Molti russi vivono un lacerante conflitto interiore: da un lato c'è la difficoltà di trovarsi a combattere una guerra che i russi stessi e non soltanto la popolazione del Donbass percepiscono come una guerra civile, combattuta contro un popolo fratello; dall'altro lato c'è una forte motivazione a sostenere il governo di Mosca e la sua invasione. A raccontare la sua esperienza su quanto accade in Ucraina è il reporter di guerra Luca Steinmann, che ha lavorato per cinque mesi "sul lato del nemico" tra Donetsk e Lugansk, con l'obiettivo dichiarato di fare informazione "indipendente senza fare propaganda per nessuna delle parti in causa".

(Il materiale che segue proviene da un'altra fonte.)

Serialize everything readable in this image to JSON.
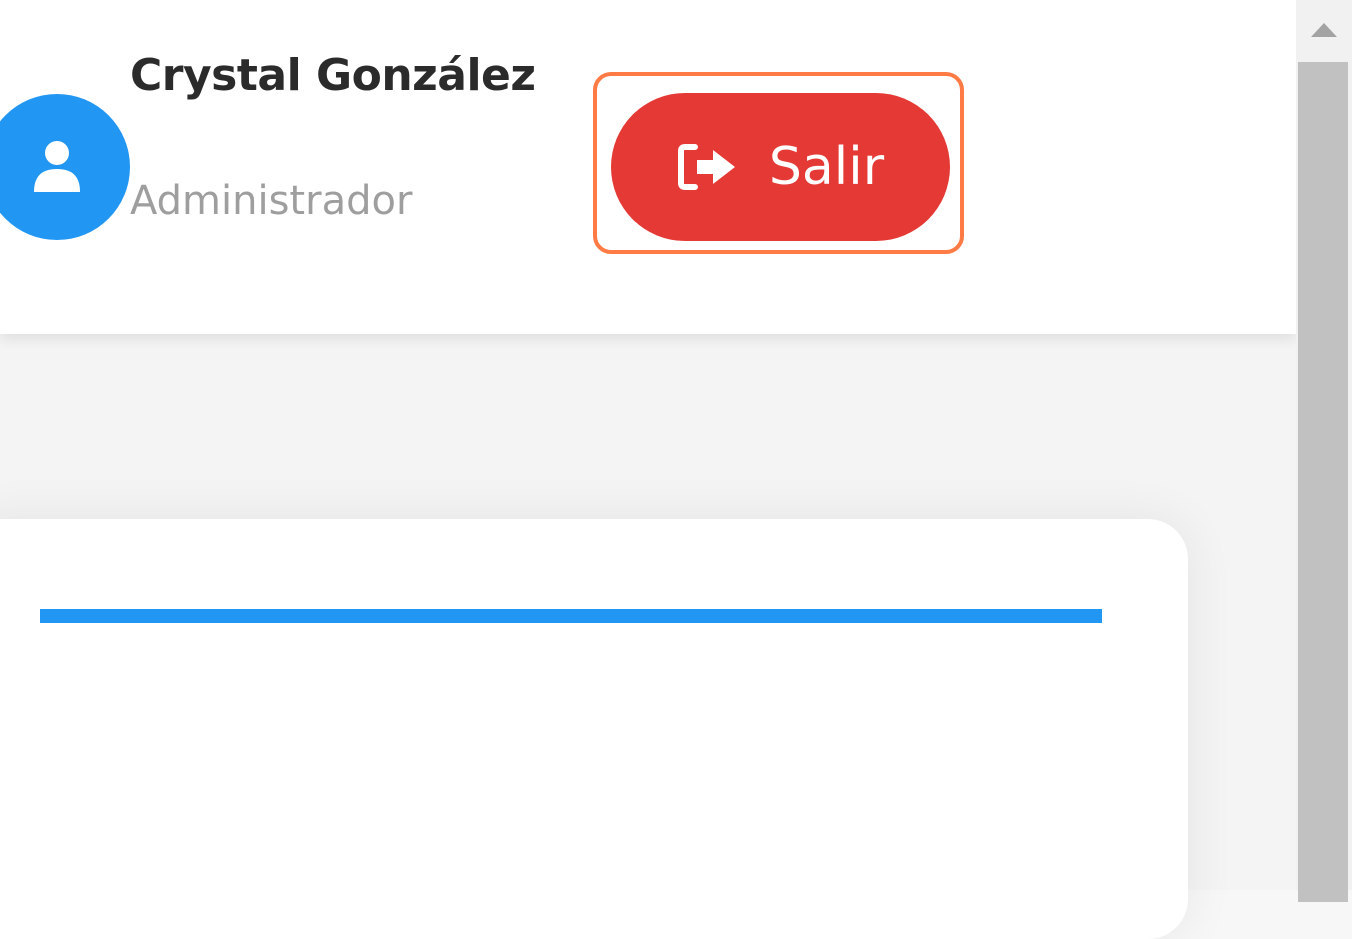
{
  "user": {
    "name": "Crystal González",
    "role": "Administrador",
    "avatar_icon": "user-icon"
  },
  "logout": {
    "label": "Salir",
    "icon": "sign-out-icon"
  },
  "colors": {
    "accent_blue": "#2196f3",
    "logout_red": "#e53935",
    "highlight_orange": "#ff7b45"
  },
  "scrollbar": {
    "up_icon": "arrow-up-icon"
  }
}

Steinmann, classe 1989, italo-svizzero, corrispondente di guerra e analista geopolitico, è inviato in Russia e Ucraina dello Speciale TG di La7: in passato ha pubblicato reportage da Siria, Libano, Turchia, Afghanistan, Giordania, Nagorno Karabakh e Cina.
Fresco vincitore del Premiolino per i servizi dal fronte russo, Steinmann si era recato nel Donbass pochi giorni prima dello scoppio della guerra, ed era tra i pochi giornalisti occidentali in zona, cosa che ha alimentato i sospetti dei servizi di sicurezza russi di essere un "propagandista che desse informazioni all'Occidente o addirittura una spia".
"Per settimane - spiega all'ANSA - ho cercato di convincere molti a capire che ero lì solo per raccontare i fatti: non tutti lo capivano, però ho trovato anche una straordinaria umanità da parte di chi invece apprezza l'operato di chi cerca di essere obiettivo. Il momento più difficile, a livello personale e professionale, l'ho vissuto quando sono stato espulso dal territorio di Donetsk a causa della titolazione di una mia pubblicazione: sono dovuto andare via in 24 ore. Poi sono riuscito a tornare, ma l'accaduto mi ha creato problemi con i soldati locali, rendendo ancora più difficile il lavoro di convincimento fatto nel periodo precedente".
Steinmann è stato tra i primi giornalisti a entrare nella città di Mariupol assediata dai russi e, in seguito, dentro l'acciaieria di Azovstal durante i combattimenti tra le truppe cecene e il reggimento Azov. "Mi è capitato spesso - racconta - di pensare che questo fosse l'inferno in terra. È difficile pensare che le persone possano vivere senza acqua e luce, per intere settimane, senza possibilità di lavarsi, con i cadaveri dei loro cari che marcivano nei palazzi. Un'altra cosa che mi ha colpito a Mariupol è stata la ricerca dei parenti, man mano che i russi conquistavano i quartieri della città: molti ci affidavano i numeri di telefono di padri o figli chiedendoci di chiamare quando saremmo tornati a Donetsk, per capire se i loro congiunti fossero vivi".
Steinmann, che nei primi 100 giorni di guerra è andato costantemente al fronte, si sofferma poi sulle contraddizioni che ha osservato. "Mi ha stupito molto - racconta - da una parte la difficoltà dei russi di accettare la guerra contro un popolo fratello, bilanciata dall'altra parte da un forte patriottismo.
Ho sentito più persone dire, in diverse occasioni, 'io sono contro la guerra, ma in questo momento il mio paese è coinvolto e io sento di dovermi schierare dalla parte del mio paese'".
Parlando della sua esperienza professionale Steinmann ricorda di essersi reso conto spesso "di avere rischiato la pelle" solo dopo essere arrivato in albergo. A chi vorrebbe fare il suo lavoro suggerisce di fare molta attenzione. "Quando la tua voce, in zone di crisi, viene amplificata - sottolinea - questo può avere delle conseguenze sugli altri: quindi, a prescindere da uno come la pensi anche politicamente, bisogna cercare di svincolarsi da approcci esoterici o romantici nella realizzazione del lavoro. Penso che fare il giornalismo di guerra ti insegni queste cose".